S&L policies are built on a series of technical foundations: product definitions, test procedures, efficiency metrics, and performance levels. Policymakers can increase alignment of product policies by improving the alignment of any of these building blocks. Approximately 18 products are currently comparable across major economies: they either have internationally aligned test procedures or have been the subject of a benchmarking study that establishes robust conversion factors among divergent test procedures. This paper discusses how the European Union (EU) compares to other major economies in product coverage for a set of 100 products and in policy stringency for these 18 comparable products. The paper also examines the costs and benefits of increasing the coverage and stringency of S&L policies in Europe to match world best levels.

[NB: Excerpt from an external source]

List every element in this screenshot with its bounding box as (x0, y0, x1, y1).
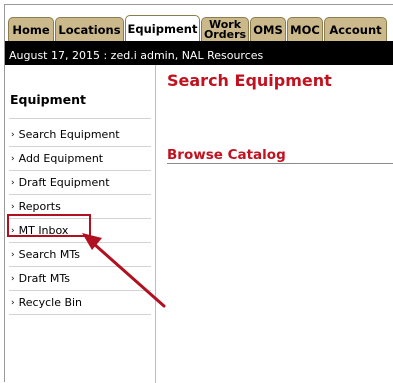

For those products whose S&L policies cannot currently be compared, this paper discusses concrete opportunities for increased alignment of the technical foundations or building blocks that underlie product policy, with a focus on implications for the EU. It builds on a study conducted by The Policy Partners for CLASP, which presents the largest and most comprehensive comparison of minimum energy performance standards (MEPS) and energy labels ever compiled. It covers nine major economies Australia, China, the European Union, India, Indonesia, Mexico, Russia, South Africa and the United States and more than 100 products across eight different product areas. The analysis describes which product policies are comparable across economies, which are not, and which could be.